The house will be empty.

This party better be worth it, if not Claire owes me, big time.

Secretly hoping I have a reason to stay home now, I say “So if they have the cars, how are we getting to this grand party?”

No such luck as Maria’s blush darkens.

“I have my car, and don’t mind driving us.” She says in a quiet voice. “They’re more than enough room.”

See? She is way too sweet for words and far too nice. How my loud mouth joker of a brother managed to get such a nice girl, I have no clue. He flashes one of his pleased smiles and places an arm around her shoulder pulling her close.

“So, we’re good to go.” He pauses to give me a wide cheeky grin, this is never good. “Just one more stop to make though…Gabe is coming with us too.”

For some reason the urge to smack him rises inside me, but this isn’t new. What’s new is his aspiring need to throw his stupid best friend and the boy’s hatred of me right in my face. Either I’m getting worse at perfecting my poker face or Claire just knows me too well, because in the next instant she is fully facing me.

Effectively blocking Dan from my view, she places her hands over her bored eyes as if warding off my anger.

“Oh boy, here we go.” Claire says.

Already fuming, I don’t even here her. Of all the guys at our small town school, my brother just has to befriend the biggest jerk. Seriously, the boy is like my nemesis. He never has anything nice to say, at least to me anyways. Even when I first met him three years ago, it was an instant dislike. I honestly wouldn’t mind never seeing him again, ever, but he just has this way about him. While it’s pretty an annoying way, it also seems to get under my skin and not in the way I’d like.

Then there is the fact that he’s far too cocky for his own good. Is it wrong that I take great pleasure in constantly putting him in his place? No, yes, maybe...doesn’t matter, because I totally do.

With Matt not around to act as a buffer, all I need for tonight is to have Gabe tease me. He tends to be tamer in his torture techniques if Matt’s around. If memory serves me right, then I swear Gabe got a Motorcycle this past spring. I’m one to know, he’s always asking me to ride with him so he can be a bad influence. Or so he says.

So what’s all this needing a ride nonsense.

“Doesn’t he have his own death trap to drag him to the party?” I ask Dan, as I try not to sound overly irritated.

“He does, but it’s in the shop. I offered for him to come along, so stop whining.
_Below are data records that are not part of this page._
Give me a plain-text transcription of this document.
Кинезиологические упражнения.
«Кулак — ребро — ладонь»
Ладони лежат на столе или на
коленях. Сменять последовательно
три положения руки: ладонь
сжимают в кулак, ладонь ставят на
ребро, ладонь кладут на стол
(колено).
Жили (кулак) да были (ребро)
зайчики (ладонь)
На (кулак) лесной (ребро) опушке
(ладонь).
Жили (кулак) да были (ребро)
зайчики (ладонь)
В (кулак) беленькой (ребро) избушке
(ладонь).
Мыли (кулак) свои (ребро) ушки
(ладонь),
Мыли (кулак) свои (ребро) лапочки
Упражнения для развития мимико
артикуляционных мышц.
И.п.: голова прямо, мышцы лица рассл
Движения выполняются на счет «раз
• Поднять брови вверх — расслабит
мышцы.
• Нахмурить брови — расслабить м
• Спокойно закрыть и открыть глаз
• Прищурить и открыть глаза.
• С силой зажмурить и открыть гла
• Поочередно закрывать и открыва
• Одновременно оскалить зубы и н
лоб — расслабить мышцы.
He’s not that bad.”

I snort in disbelief and shake my head. Not that bad, my left foot.

Figures his motorcycle would break down, now of all nights, not that I’d ever trust those things. But, as to not let it show that he bothers me so much, or to come off as whiny, I just shrug. Yup that’s me, not bothered by punk boys.

Is it believable though?

Dan just laughs.

Nope, I’m more see-through than a three-way mirror.

By the time he ushers us out to Marias car, where he immediately calls for shotgun by the way, I’m convinced there is literally steam pouring out of my ears. Shivering, I reach for the backseat door wishing I had remembered to snag a jacket. It’s oddly cool for a late June night, or maybe it’s not really. We do live in Maine, so no one can ever try to guess how the weather will turn out.
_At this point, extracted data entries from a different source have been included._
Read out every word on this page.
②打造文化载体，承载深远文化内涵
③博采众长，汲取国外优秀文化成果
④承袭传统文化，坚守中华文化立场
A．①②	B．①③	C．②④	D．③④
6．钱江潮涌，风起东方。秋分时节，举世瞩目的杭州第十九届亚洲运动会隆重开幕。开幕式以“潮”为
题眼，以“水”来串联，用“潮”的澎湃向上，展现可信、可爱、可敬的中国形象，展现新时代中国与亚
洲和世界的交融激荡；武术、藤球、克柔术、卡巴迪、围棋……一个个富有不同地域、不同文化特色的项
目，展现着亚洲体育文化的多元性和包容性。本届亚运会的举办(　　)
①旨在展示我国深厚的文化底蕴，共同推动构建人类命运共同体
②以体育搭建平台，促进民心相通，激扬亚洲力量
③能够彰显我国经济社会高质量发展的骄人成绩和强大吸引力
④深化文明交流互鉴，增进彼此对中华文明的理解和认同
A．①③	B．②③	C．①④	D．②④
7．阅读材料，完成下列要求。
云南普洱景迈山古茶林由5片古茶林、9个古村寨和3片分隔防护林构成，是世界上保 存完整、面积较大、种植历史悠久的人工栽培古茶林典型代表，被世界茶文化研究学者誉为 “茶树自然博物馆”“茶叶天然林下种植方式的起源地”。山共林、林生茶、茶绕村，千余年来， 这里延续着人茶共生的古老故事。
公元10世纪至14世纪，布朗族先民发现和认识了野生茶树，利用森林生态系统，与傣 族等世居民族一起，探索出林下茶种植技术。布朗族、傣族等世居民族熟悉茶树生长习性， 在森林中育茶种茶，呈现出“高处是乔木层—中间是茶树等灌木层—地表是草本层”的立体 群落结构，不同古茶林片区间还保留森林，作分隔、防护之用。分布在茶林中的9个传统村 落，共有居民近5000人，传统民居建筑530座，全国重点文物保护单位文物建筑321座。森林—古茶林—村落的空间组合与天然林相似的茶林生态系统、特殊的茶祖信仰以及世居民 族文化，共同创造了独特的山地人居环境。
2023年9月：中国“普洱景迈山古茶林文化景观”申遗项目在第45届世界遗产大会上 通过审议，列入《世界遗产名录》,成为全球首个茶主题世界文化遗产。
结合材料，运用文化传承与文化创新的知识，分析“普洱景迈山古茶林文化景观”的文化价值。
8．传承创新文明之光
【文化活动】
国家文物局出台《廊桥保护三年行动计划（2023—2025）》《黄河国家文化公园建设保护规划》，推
What really makes me feel cold is the fact that it’s too quiet out.

Usually at this time of night, I can hear crickets and frogs going at it, but tonight it’s silent. I have to wonder if maybe a storm is coming, usually things get quiet around these parts before something happens. I just hope we’re home before the floodgates open.

Getting in the car beside Claire, I push these thoughts out of my head.